Strawberry & Banana Yoghurt Clusters (Printer-friendly)

Creamy yogurt clusters studded with freeze-dried strawberry and banana pieces for a refreshing frozen treat.

# What You'll Need:

→ Yogurt Base

01 - 1 cup plain Greek yogurt, full-fat
02 - ½ cup strawberry-flavored yogurt
03 - 1 tablespoon honey or maple syrup
04 - ½ teaspoon vanilla extract
05 - Small pinch salt

→ Fruit Mix-ins

06 - ¾ cup freeze-dried strawberries, roughly crushed
07 - ¾ cup freeze-dried banana chips, coarsely chopped

→ Topping

08 - 2 tablespoons freeze-dried strawberries
09 - 2 tablespoons freeze-dried banana chips

# Directions:

01 - Line a baking sheet with parchment paper.
02 - In a medium mixing bowl, combine plain Greek yogurt, honey or maple syrup, vanilla extract, and salt. Stir until smooth.
03 - Divide the yogurt mixture equally between two separate bowls.
04 - To one bowl, add strawberry-flavored yogurt.

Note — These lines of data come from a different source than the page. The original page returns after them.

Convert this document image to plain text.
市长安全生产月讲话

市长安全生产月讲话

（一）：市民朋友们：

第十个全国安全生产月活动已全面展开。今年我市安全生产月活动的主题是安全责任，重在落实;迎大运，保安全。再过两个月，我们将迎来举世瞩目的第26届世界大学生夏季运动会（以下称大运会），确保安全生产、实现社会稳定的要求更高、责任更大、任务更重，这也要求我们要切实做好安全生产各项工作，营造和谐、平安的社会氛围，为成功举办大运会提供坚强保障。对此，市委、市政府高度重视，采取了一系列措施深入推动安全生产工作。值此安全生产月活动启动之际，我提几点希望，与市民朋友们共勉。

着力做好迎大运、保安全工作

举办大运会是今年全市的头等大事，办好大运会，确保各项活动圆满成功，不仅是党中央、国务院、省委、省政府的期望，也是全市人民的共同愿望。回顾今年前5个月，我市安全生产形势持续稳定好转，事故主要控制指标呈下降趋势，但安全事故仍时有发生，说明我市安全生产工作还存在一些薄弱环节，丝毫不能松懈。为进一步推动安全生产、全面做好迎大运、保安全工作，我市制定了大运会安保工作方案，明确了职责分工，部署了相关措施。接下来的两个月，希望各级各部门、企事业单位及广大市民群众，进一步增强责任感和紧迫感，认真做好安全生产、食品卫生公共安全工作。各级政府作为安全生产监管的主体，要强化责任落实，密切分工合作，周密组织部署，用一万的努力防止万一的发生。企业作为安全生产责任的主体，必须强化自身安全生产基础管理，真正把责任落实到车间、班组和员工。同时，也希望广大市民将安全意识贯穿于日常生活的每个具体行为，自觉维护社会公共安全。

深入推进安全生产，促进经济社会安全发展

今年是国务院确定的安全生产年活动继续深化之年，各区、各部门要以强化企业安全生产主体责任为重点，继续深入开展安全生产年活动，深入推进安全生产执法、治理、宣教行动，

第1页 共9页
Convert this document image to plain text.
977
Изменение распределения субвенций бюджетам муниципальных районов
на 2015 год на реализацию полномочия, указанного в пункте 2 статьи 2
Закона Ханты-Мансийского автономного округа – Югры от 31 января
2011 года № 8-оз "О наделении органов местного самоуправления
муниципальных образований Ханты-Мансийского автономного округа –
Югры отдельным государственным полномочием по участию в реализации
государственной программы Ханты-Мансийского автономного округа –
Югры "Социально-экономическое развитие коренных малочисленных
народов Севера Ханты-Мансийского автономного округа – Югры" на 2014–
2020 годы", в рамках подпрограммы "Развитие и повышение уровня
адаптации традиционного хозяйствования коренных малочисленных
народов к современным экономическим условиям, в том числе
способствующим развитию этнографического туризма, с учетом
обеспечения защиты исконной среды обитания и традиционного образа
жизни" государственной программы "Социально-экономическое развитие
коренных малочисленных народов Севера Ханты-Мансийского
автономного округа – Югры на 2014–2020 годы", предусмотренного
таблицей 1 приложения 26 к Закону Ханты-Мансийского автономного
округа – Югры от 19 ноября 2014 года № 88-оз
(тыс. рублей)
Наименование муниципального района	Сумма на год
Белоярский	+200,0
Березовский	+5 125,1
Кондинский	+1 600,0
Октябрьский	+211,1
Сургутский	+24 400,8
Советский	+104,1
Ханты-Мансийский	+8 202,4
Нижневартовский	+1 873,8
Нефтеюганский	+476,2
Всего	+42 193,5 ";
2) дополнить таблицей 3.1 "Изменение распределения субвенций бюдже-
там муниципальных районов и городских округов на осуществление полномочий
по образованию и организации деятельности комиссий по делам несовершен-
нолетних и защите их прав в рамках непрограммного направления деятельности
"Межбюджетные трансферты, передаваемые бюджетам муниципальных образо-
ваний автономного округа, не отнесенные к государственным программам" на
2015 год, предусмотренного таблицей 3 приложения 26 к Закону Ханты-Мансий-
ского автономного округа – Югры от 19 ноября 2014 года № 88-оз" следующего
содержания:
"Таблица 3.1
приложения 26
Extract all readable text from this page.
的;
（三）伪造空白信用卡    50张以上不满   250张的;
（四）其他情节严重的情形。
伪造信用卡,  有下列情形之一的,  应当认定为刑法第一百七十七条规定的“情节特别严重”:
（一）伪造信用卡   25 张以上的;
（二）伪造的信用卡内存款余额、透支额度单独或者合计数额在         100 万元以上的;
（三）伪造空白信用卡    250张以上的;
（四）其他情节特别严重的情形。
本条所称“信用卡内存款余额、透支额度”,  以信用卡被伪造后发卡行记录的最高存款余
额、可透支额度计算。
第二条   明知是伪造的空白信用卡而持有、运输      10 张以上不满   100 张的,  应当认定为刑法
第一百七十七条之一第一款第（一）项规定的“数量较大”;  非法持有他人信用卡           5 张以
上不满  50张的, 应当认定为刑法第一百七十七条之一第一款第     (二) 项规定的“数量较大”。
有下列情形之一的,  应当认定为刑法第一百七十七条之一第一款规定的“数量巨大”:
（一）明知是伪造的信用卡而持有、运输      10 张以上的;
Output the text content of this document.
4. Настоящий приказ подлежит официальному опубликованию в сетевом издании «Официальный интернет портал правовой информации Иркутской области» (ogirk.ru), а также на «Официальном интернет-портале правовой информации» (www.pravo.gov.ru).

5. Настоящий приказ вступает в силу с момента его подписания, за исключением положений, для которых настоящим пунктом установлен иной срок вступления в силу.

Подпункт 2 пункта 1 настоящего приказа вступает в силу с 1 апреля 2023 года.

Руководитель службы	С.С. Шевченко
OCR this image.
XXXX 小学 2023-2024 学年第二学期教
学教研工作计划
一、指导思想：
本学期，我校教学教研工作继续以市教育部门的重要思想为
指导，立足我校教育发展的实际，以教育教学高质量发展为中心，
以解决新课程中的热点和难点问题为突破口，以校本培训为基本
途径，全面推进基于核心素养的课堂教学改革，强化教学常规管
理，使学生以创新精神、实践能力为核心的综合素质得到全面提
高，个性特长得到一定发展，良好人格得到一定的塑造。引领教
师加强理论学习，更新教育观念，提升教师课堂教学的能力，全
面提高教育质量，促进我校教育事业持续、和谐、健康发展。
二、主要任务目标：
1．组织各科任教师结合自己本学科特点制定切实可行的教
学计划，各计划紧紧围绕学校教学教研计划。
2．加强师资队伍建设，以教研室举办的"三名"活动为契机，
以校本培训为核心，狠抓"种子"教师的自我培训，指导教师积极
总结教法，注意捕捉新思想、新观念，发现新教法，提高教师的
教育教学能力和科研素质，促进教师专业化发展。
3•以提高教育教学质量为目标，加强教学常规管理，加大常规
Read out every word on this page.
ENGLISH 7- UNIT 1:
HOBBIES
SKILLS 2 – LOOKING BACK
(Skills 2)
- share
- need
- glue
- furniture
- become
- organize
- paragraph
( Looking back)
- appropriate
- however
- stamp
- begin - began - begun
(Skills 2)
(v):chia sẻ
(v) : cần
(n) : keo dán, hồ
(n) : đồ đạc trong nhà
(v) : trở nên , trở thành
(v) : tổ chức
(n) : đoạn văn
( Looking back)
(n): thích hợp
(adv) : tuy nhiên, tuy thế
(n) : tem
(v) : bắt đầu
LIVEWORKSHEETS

Gently fold to create a marbled swirl without fully blending to maintain streaked effect.
05 - Into each bowl, fold in half of the freeze-dried strawberries and banana chips, reserving 2 tablespoons of each for topping. Stir gently to keep fruit pieces intact.
06 - Using two spoons, drop heaped spoonfuls of strawberry-swirl yogurt mixture onto one side of prepared tray, spacing about 1 inch apart. Repeat with banana yogurt mixture on opposite side.
07 - Sprinkle reserved freeze-dried strawberries and banana chips on top of each cluster, pressing gently to ensure adhesion.
08 - Freeze tray for at least 2 hours until clusters are firm.
09 - Transfer frozen clusters to airtight container or resealable bag with parchment between layers to prevent sticking. Store in freezer for up to 2 weeks.
10 - Let clusters sit at room temperature for 2 to 3 minutes before serving.

# Expert Advice:

01 -
  • You can prep a whole batch while your coffee brews, then pull out a frozen treat whenever you need one.
  • The freeze-dried fruit stays crisp even after freezing, giving you that satisfying crunch against creamy yogurt.
  • Each cluster feels indulgent but sneaks in protein and real fruit without any guilt.
02 -
  • Do not skip the parchment paper or you will spend ten frustrating minutes chiseling frozen yogurt off your tray.
  • Full-fat Greek yogurt makes a world of difference in texture, low-fat versions freeze harder and taste icier.
  • Let the clusters thaw for those few minutes, biting into one straight from the freezer is like licking a yogurt brick.
03 -
  • Freeze your tray on the flattest shelf you can find so the clusters set evenly and do not slide into each other.
  • If you want perfectly round clusters, use a small ice cream scoop to portion them out instead of spoons.
  • Label your container with the date, because after a week in the freezer they all start to look the same and you will forget which batch is which.